At one point, after giving everything you could to move your career forward, you may feel overworked and unable to accomplish the tasks that you used to do in a breeze. This is referred to as burnout, “a state of emotional, physical, and mental exhaustion caused by excessive and prolonged stress.” Someone who is experiencing burnout may feel overwhelmed by the tasks at hand, to the point that they are mentally and emotionally exhausted.
Toxic work environment and monotonous work can contribute to burnout. However, this kind of exhaustion is not limited to your career. It can also stem from lifestyle choices, such as having too much on your plate or spreading yourself too thin. These can lead to being overworked and feeling like no amount of rest can suffice.
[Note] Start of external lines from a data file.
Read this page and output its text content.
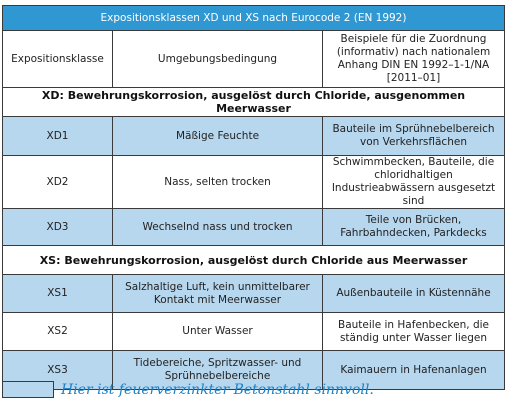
Expositionsklassen XD und XS nach Eurocode 2 (EN 1992)		
Expositionsklasse	Umgebungsbedingung	Beispiele für die Zuordnung (informativ) nach nationalem Anhang DIN EN 1992–1-1/NA [2011–01]
XD: Bewehrungskorrosion, ausgelöst durch Chloride, ausgenommen Meerwasser		
XD1	Mäßige Feuchte	Bauteile im Sprühnebelbereich von Verkehrsflächen
XD2	Nass, selten trocken	Schwimmbecken, Bauteile, die chloridhaltigen Industrieabwässern ausgesetzt sind
XD3	Wechselnd nass und trocken	Teile von Brücken, Fahrbahndecken, Parkdecks
XS: Bewehrungskorrosion, ausgelöst durch Chloride aus Meerwasser		
XS1	Salzhaltige Luft, kein unmittelbarer Kontakt mit Meerwasser	Außenbauteile in Küstennähe
XS2	Unter Wasser	Bauteile in Hafenbecken, die ständig unter Wasser liegen
XS3	Tidebereiche, Spritzwasser- und Sprühnebelbereiche	Kaimauern in Hafenanlagen
Hier ist feuerverzinkter Betonstahl sinnvoll.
Some companies help their employees deal with burnout by giving them time off. In the medical field, locum tenens healthcare professionals spot in for regular employees to alleviate a part of the latter’s workload. People experiencing burnout can go on a vacation to relax and detach themselves from work for a while.
Here are other ways to cope with burnout:
Turn to personal connections
When spending a lot of time at work, you may have neglected some areas of your life, like family and friends. So one way of dealing with burnout is to reconnect with friends. Studies show that spending time with other people contributes to well-being. Researchers have found that isolation may have a connection with depression, stress, and “later-life cognitive decline.” Connecting with other people is a healthy coping mechanism that is as powerful as enough sleep, a healthy lifestyle, and staying away from smoking. A simple chat with a friend can already calm you down.
Limit your time off the internet
There’s always information to digest when you’re on the internet. Even when you’re just scrolling through social media, you’re processing other people’s posts. You may also come across interesting articles that will compel you to read. You might even be tempted to check your emails, and that can lead to more work.
After all, downtime is essential for processing information. If you’ve spent the rest of the day learning new things at work, a few minutes of quiet time aids your brain in retaining this information. Consequently, it is during this time that the mind is free to wander and foster creativity.
Coping through art
Art is a way of expressing oneself, and with this expression comes the purging of emotions as artists let out their feelings through writing, music, or painting. Art therapy, for example, allows a person to discover themselves through their output, believing that key elements of the artwork are reflections of the subconscious. When you turn what you’re feeling into art, complicated emotions become something tangible. Therefore, they are easier to acknowledge and confront. This results in reduced stress and a way to calm someone down. It’s a productive coping mechanism.
It’s crucial to admit that you’ve reached your limit in terms of productivity. Sometimes, it pays to listen to your body and mind and give them the break they deserve.